Official social distancing measures don’t work unless people follow them. While the measures have enjoyed generally widespread support among Americans, the findings rely on the assumption that millions of people would have been willing to change their behavior sooner.
People are apt to take restrictions much more seriously when the devastation of a disease is visible, said Natalie Dean, an assistant professor of biostatistics at the University of Florida who specializes in emerging infectious diseases. But in early March, there had been few deaths, and infections were still spreading silently through the population.
“If things are really taking off, people are likely to clamp down more,” Dr. Dean said. “Do people need to hear the sirens for them to stay home?”
Dr. Shaman’s team estimated the effect of relaxing all control measures across the country. The model finds that because of the lag between the time infections occur and symptoms begin emerging, without extensive testing and rapid action, many more infections will occur, leading to more deaths — as many as tens of thousands across the country.
The timing and circumstances of those who were infected in March raise haunting questions.
It was a Friday night in mid-March when Devin Taquino began feeling sick. Neither he nor his wife was thinking at all about the coronavirus. There were already more than 200 cases in the state by that time, but most of those cases were in the eastern part of the state, not in the small city of Donora, south of Pittsburgh.
Plus, Mr. Taquino did not fit the profile: he was only 47 years old with no underlying conditions and his main symptom — diarrhea — was not something broadly associated with the disease. He was planning to work a Saturday morning overtime shift at a call center half an hour away, but he called in sick.
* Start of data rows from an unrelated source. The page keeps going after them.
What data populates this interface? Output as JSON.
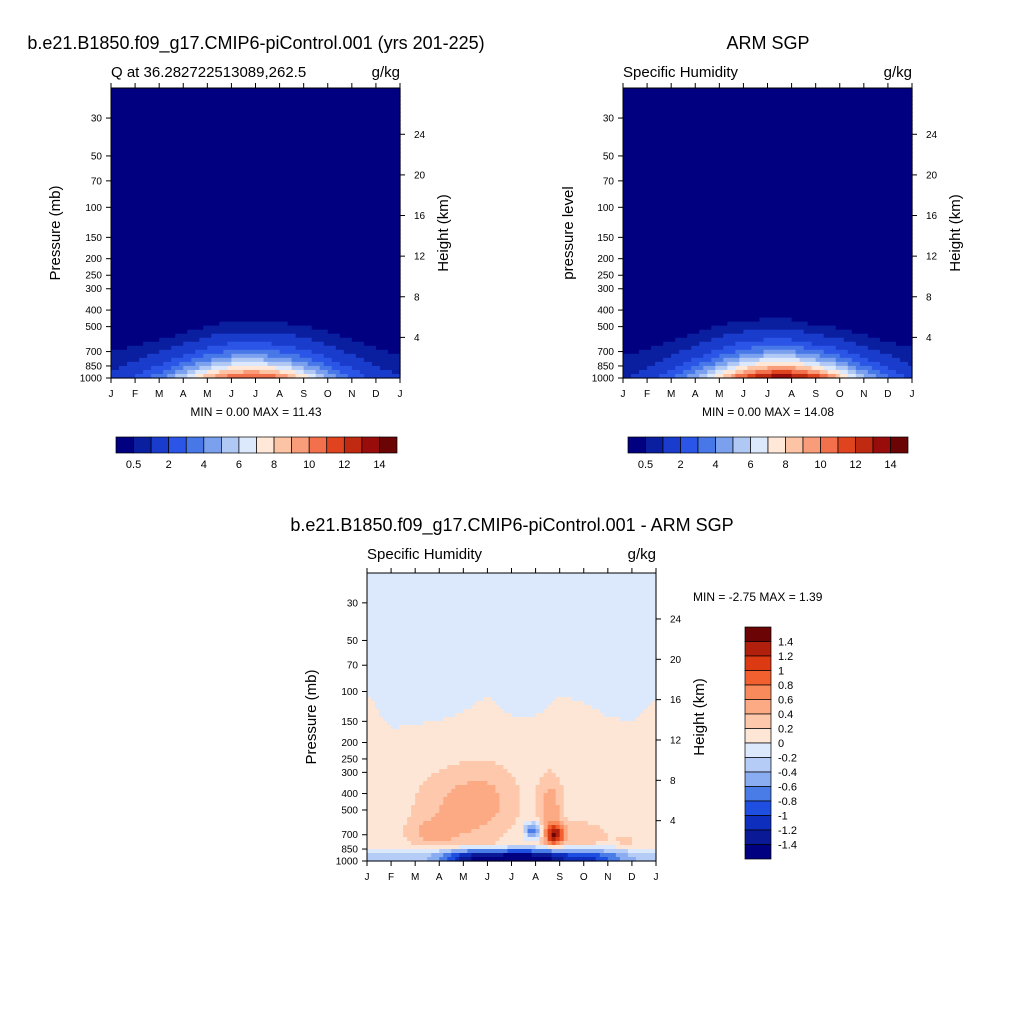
{
  "chart_data": [
    {
      "type": "heatmap",
      "id": "model",
      "title": "b.e21.B1850.f09_g17.CMIP6-piControl.001 (yrs 201-225)",
      "left_label": "Q at 36.282722513089,262.5",
      "units": "g/kg",
      "ylabel": "Pressure (mb)",
      "ylabel_right": "Height (km)",
      "minmax": "MIN =   0.00 MAX =  11.43",
      "x_ticks": [
        "J",
        "F",
        "M",
        "A",
        "M",
        "J",
        "J",
        "A",
        "S",
        "O",
        "N",
        "D",
        "J"
      ],
      "p_ticks": [
        30,
        50,
        70,
        100,
        150,
        200,
        250,
        300,
        400,
        500,
        700,
        850,
        1000
      ],
      "z_ticks": [
        24,
        20,
        16,
        12,
        8,
        4
      ],
      "ylim_mb": [
        20,
        1000
      ],
      "peak_month": 5.8,
      "peak_value": 11.43,
      "moisture_top_mb": [
        520,
        515,
        500,
        470,
        430,
        400,
        410,
        410,
        420,
        450,
        490,
        515,
        520
      ],
      "colorbar": {
        "labels": [
          "0.5",
          "2",
          "4",
          "6",
          "8",
          "10",
          "12",
          "14"
        ],
        "levels": [
          0.5,
          1,
          2,
          3,
          4,
          5,
          6,
          7,
          8,
          9,
          10,
          11,
          12,
          13,
          14
        ],
        "colors": [
          "#000080",
          "#0a1fa0",
          "#1a3ccc",
          "#2a55e6",
          "#4878e8",
          "#7aa0ee",
          "#b0c8f4",
          "#dce8fb",
          "#ffe8d8",
          "#fcc4a4",
          "#f89c7a",
          "#f2704c",
          "#e0441e",
          "#c02a10",
          "#980c0c",
          "#6b0404"
        ]
      }
    },
    {
      "type": "heatmap",
      "id": "obs",
      "title": "ARM SGP",
      "left_label": "Specific Humidity",
      "units": "g/kg",
      "ylabel": "pressure level",
      "ylabel_right": "Height (km)",
      "minmax": "MIN =   0.00 MAX =  14.08",
      "x_ticks": [
        "J",
        "F",
        "M",
        "A",
        "M",
        "J",
        "J",
        "A",
        "S",
        "O",
        "N",
        "D",
        "J"
      ],
      "p_ticks": [
        30,
        50,
        70,
        100,
        150,
        200,
        250,
        300,
        400,
        500,
        700,
        850,
        1000
      ],
      "z_ticks": [
        24,
        20,
        16,
        12,
        8,
        4
      ],
      "ylim_mb": [
        20,
        1000
      ],
      "peak_month": 6.6,
      "peak_value": 14.08,
      "moisture_top_mb": [
        515,
        510,
        495,
        460,
        420,
        400,
        395,
        400,
        435,
        445,
        480,
        510,
        515
      ],
      "colorbar": {
        "labels": [
          "0.5",
          "2",
          "4",
          "6",
          "8",
          "10",
          "12",
          "14"
        ],
        "levels": [
          0.5,
          1,
          2,
          3,
          4,
          5,
          6,
          7,
          8,
          9,
          10,
          11,
          12,
          13,
          14
        ],
        "colors": [
          "#000080",
          "#0a1fa0",
          "#1a3ccc",
          "#2a55e6",
          "#4878e8",
          "#7aa0ee",
          "#b0c8f4",
          "#dce8fb",
          "#ffe8d8",
          "#fcc4a4",
          "#f89c7a",
          "#f2704c",
          "#e0441e",
          "#c02a10",
          "#980c0c",
          "#6b0404"
        ]
      }
    },
    {
      "type": "heatmap",
      "id": "diff",
      "title": "b.e21.B1850.f09_g17.CMIP6-piControl.001 - ARM SGP",
      "left_label": "Specific Humidity",
      "units": "g/kg",
      "ylabel": "Pressure (mb)",
      "ylabel_right": "Height (km)",
      "minmax": "MIN =  -2.75 MAX =   1.39",
      "x_ticks": [
        "J",
        "F",
        "M",
        "A",
        "M",
        "J",
        "J",
        "A",
        "S",
        "O",
        "N",
        "D",
        "J"
      ],
      "p_ticks": [
        30,
        50,
        70,
        100,
        150,
        200,
        250,
        300,
        400,
        500,
        700,
        850,
        1000
      ],
      "z_ticks": [
        24,
        20,
        16,
        12,
        8,
        4
      ],
      "ylim_mb": [
        20,
        1000
      ],
      "zero_contour_mb": [
        100,
        165,
        155,
        150,
        130,
        105,
        140,
        140,
        105,
        115,
        140,
        150,
        110
      ],
      "colorbar": {
        "labels": [
          "1.4",
          "1.2",
          "1",
          "0.8",
          "0.6",
          "0.4",
          "0.2",
          "0",
          "-0.2",
          "-0.4",
          "-0.6",
          "-0.8",
          "-1",
          "-1.2",
          "-1.4"
        ],
        "colors": [
          "#6b0404",
          "#b0200c",
          "#dc3a12",
          "#f26030",
          "#f88a5c",
          "#fcaa84",
          "#fdc8ac",
          "#fee6d6",
          "#dce8fb",
          "#b4ccf6",
          "#8aacf0",
          "#4a7ce8",
          "#1f4fe0",
          "#0e2fbe",
          "#0a1a96",
          "#000080"
        ]
      }
    }
  ]
}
Offices all over the area were asking people not to come in, but Mr. Taquino’s had not taken that step.
He worked on Monday, but on Tuesday he returned home sick from work, passed out in bed and didn’t wake up for 16 hours. The next morning, his wife, Rebecca Taquino, 42, woke him up and told him they needed to get tested. She didn’t think he had the virus, but she thought it was the smart thing to do.
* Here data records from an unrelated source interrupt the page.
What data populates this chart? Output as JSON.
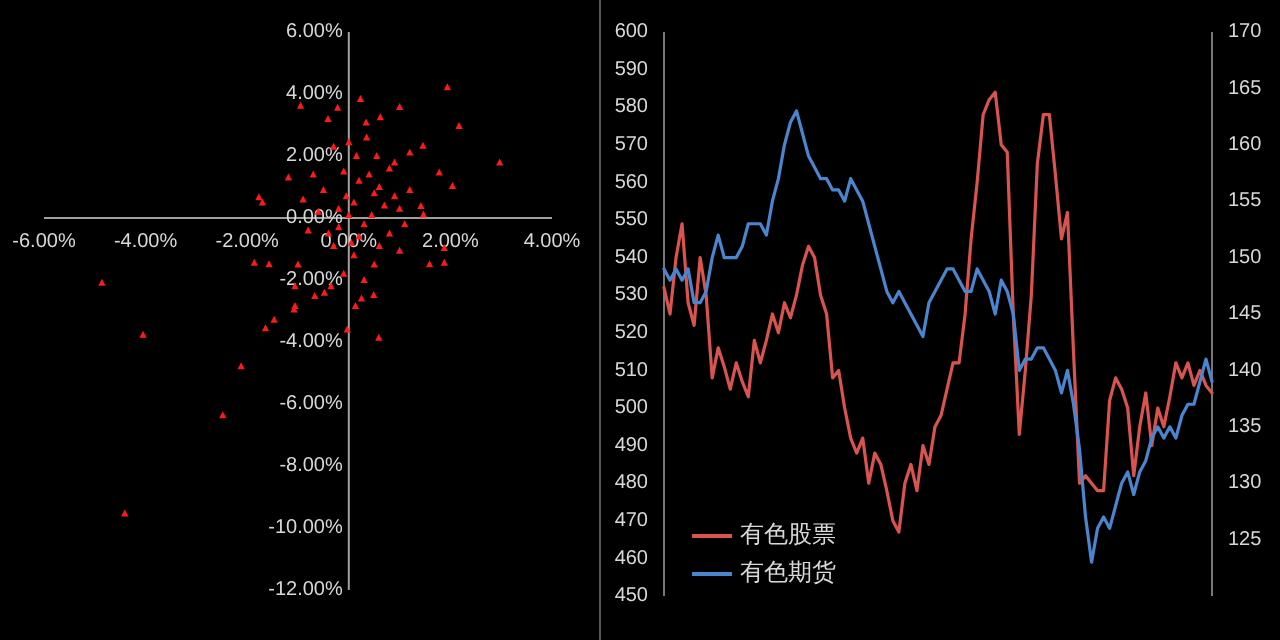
{
  "chart_data": [
    {
      "type": "scatter",
      "color": "#ff1a1a",
      "marker": "triangle",
      "grid": false,
      "x": [
        1.94,
        2.17,
        2.97,
        1.0,
        0.23,
        -0.22,
        -0.95,
        -0.41,
        0.34,
        0.62,
        1.46,
        1.2,
        1.78,
        2.04,
        0.9,
        0,
        -1.19,
        -1.77,
        -1.7,
        1.42,
        1.47,
        1.88,
        1.59,
        1.88,
        1.0,
        -1.86,
        -1.57,
        -1.06,
        -1.06,
        -1.08,
        -0.67,
        -0.48,
        -1.47,
        -1.64,
        -0.03,
        0.59,
        0.13,
        0.49,
        -4.86,
        -4.05,
        -2.12,
        -2.48,
        -4.41,
        0.1,
        -0.2,
        0.3,
        -0.4,
        0.5,
        0.2,
        -0.1,
        0.4,
        0.6,
        -0.6,
        -0.3,
        0.1,
        0.5,
        0.3,
        -0.1,
        0.8,
        1.0,
        0.9,
        -0.8,
        -0.5,
        0.2,
        0.0,
        -0.2,
        0.6,
        0.7,
        0.15,
        -0.3,
        0.35,
        -0.7,
        0.8,
        1.2,
        -1.0,
        0.25,
        -0.35,
        0.45,
        -0.05,
        0.05,
        1.1,
        -0.9,
        0.55
      ],
      "values": [
        4.22,
        2.97,
        1.79,
        3.58,
        3.84,
        3.56,
        3.62,
        3.19,
        3.08,
        3.25,
        2.33,
        2.11,
        1.47,
        1.03,
        1.79,
        2.44,
        1.31,
        0.67,
        0.5,
        0.39,
        0.11,
        -0.97,
        -1.49,
        -1.44,
        -1.06,
        -1.44,
        -1.49,
        -2.2,
        -2.84,
        -2.95,
        -2.52,
        -2.41,
        -3.28,
        -3.56,
        -3.6,
        -3.86,
        -2.84,
        -2.48,
        -2.09,
        -3.77,
        -4.78,
        -6.36,
        -9.53,
        0.5,
        0.3,
        -0.2,
        -0.5,
        0.8,
        1.2,
        1.5,
        1.4,
        1.0,
        0.2,
        -0.9,
        -1.2,
        -1.5,
        -2.0,
        -1.8,
        -0.5,
        0.3,
        0.7,
        -0.4,
        0.9,
        -0.6,
        0.1,
        -0.3,
        -0.9,
        0.4,
        2.0,
        2.3,
        2.6,
        1.4,
        1.6,
        0.9,
        -1.5,
        -2.6,
        -2.2,
        0.1,
        0.7,
        -0.8,
        -0.2,
        0.6,
        2.0
      ],
      "xlim": [
        -6,
        4
      ],
      "ylim": [
        -12,
        6
      ],
      "xticks": [
        {
          "value": -6,
          "label": "-6.00%"
        },
        {
          "value": -4,
          "label": "-4.00%"
        },
        {
          "value": -2,
          "label": "-2.00%"
        },
        {
          "value": 0,
          "label": "0.00%"
        },
        {
          "value": 2,
          "label": "2.00%"
        },
        {
          "value": 4,
          "label": "4.00%"
        }
      ],
      "yticks": [
        {
          "value": -12,
          "label": "-12.00%"
        },
        {
          "value": -10,
          "label": "-10.00%"
        },
        {
          "value": -8,
          "label": "-8.00%"
        },
        {
          "value": -6,
          "label": "-6.00%"
        },
        {
          "value": -4,
          "label": "-4.00%"
        },
        {
          "value": -2,
          "label": "-2.00%"
        },
        {
          "value": 0,
          "label": "0.00%"
        },
        {
          "value": 2,
          "label": "2.00%"
        },
        {
          "value": 4,
          "label": "4.00%"
        },
        {
          "value": 6,
          "label": "6.00%"
        }
      ]
    },
    {
      "type": "line",
      "grid": false,
      "legend": "bottom left",
      "categories": [
        null,
        null,
        null,
        null,
        null,
        null,
        null,
        null,
        null,
        null,
        null,
        null,
        null,
        null,
        null,
        null,
        null,
        null,
        null,
        null,
        null,
        null,
        null,
        null,
        null,
        null,
        null,
        null,
        null,
        null,
        null,
        null,
        null,
        null,
        null,
        null,
        null,
        null,
        null,
        null,
        null,
        null,
        null,
        null,
        null,
        null,
        null,
        null,
        null,
        null,
        null,
        null,
        null,
        null,
        null,
        null,
        null,
        null,
        null,
        null,
        null,
        null,
        null,
        null,
        null,
        null,
        null,
        null,
        null,
        null,
        null,
        null,
        null,
        null,
        null,
        null,
        null,
        null,
        null,
        null,
        null,
        null,
        null,
        null,
        null,
        null,
        null,
        null,
        null,
        null,
        null,
        null
      ],
      "series": [
        {
          "name": "有色股票",
          "color": "#d9534f",
          "values": [
            532,
            525,
            540,
            549,
            528,
            522,
            540,
            530,
            508,
            516,
            511,
            505,
            512,
            507,
            503,
            518,
            512,
            518,
            525,
            520,
            528,
            524,
            530,
            538,
            543,
            540,
            530,
            525,
            508,
            510,
            500,
            492,
            488,
            492,
            480,
            488,
            485,
            478,
            470,
            467,
            480,
            485,
            478,
            490,
            485,
            495,
            498,
            505,
            512,
            512,
            525,
            545,
            560,
            578,
            582,
            584,
            570,
            568,
            525,
            493,
            510,
            530,
            565,
            578,
            578,
            562,
            545,
            552,
            515,
            480,
            482,
            480,
            478,
            478,
            502,
            508,
            505,
            500,
            482,
            495,
            504,
            490,
            500,
            495,
            503,
            512,
            508,
            512,
            506,
            510,
            506,
            504
          ]
        },
        {
          "name": "有色期货",
          "color": "#4a86d0",
          "axis": "y2",
          "values": [
            149,
            148,
            149,
            148,
            149,
            146,
            146,
            147,
            150,
            152,
            150,
            150,
            150,
            151,
            153,
            153,
            153,
            152,
            155,
            157,
            160,
            162,
            163,
            161,
            159,
            158,
            157,
            157,
            156,
            156,
            155,
            157,
            156,
            155,
            153,
            151,
            149,
            147,
            146,
            147,
            146,
            145,
            144,
            143,
            146,
            147,
            148,
            149,
            149,
            148,
            147,
            147,
            149,
            148,
            147,
            145,
            148,
            147,
            145,
            140,
            141,
            141,
            142,
            142,
            141,
            140,
            138,
            140,
            137,
            133,
            127,
            123,
            126,
            127,
            126,
            128,
            130,
            131,
            129,
            131,
            132,
            134,
            135,
            134,
            135,
            134,
            136,
            137,
            137,
            139,
            141,
            139
          ]
        }
      ],
      "ylim": [
        450,
        600
      ],
      "yticks": [
        450,
        460,
        470,
        480,
        490,
        500,
        510,
        520,
        530,
        540,
        550,
        560,
        570,
        580,
        590,
        600
      ],
      "y2lim": [
        120,
        170
      ],
      "y2ticks": [
        125,
        130,
        135,
        140,
        145,
        150,
        155,
        160,
        165,
        170
      ]
    }
  ]
}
Without primary care doctors, they went to a nearby urgent care clinic, where they learned that his blood oxygen level was very low. The people at the clinic offered to call an ambulance, but fearing the cost, and still skeptical that this was that serious, the Taquinos chose to drive to an emergency room.
At the hospital, he was given an X-ray and diagnosed with pneumonia. He stayed, kept in an isolation unit just in case, and she returned home. The next evening, March 26, he called her with two developments. One: his work had emailed with the news that someone at the call center, where the work stations sat about a foot apart, had tested positive for the virus. The other bit of news was that he had tested positive.
There has been a lot for Ms. Taquino to think about in the weeks since that phone call, including the long days during which she never left the house and her husband’s situation got more horrifyingly worse.
Should the call center have sent the employees home earlier? When she called the center on Friday to report his condition, it was already empty: the workers had been sent home. Did they act too late?
“I kind of tossed that one back and forth myself,” she said. “I really want to blame it on them, I really do.”
Could she know definitively where he got it? It was hard to say for sure. Still, given that email the day of his diagnosis, it seemed by far the most likely possibility that he got it at work.
After three weeks of agony, Mr. Taquino died on April 10. Whether he was one of the thousands of people who might be alive if social distancing measures had been put in place a week earlier can never be known.
Ms. Taquino said officials should have known.
“If it’s spreading that fast you have to know it would have come here,” Ms. Taquino said. “They should have been implementing programs. I think it was a giant lapse in our country. There was no way to think that we were going to be spared from this.”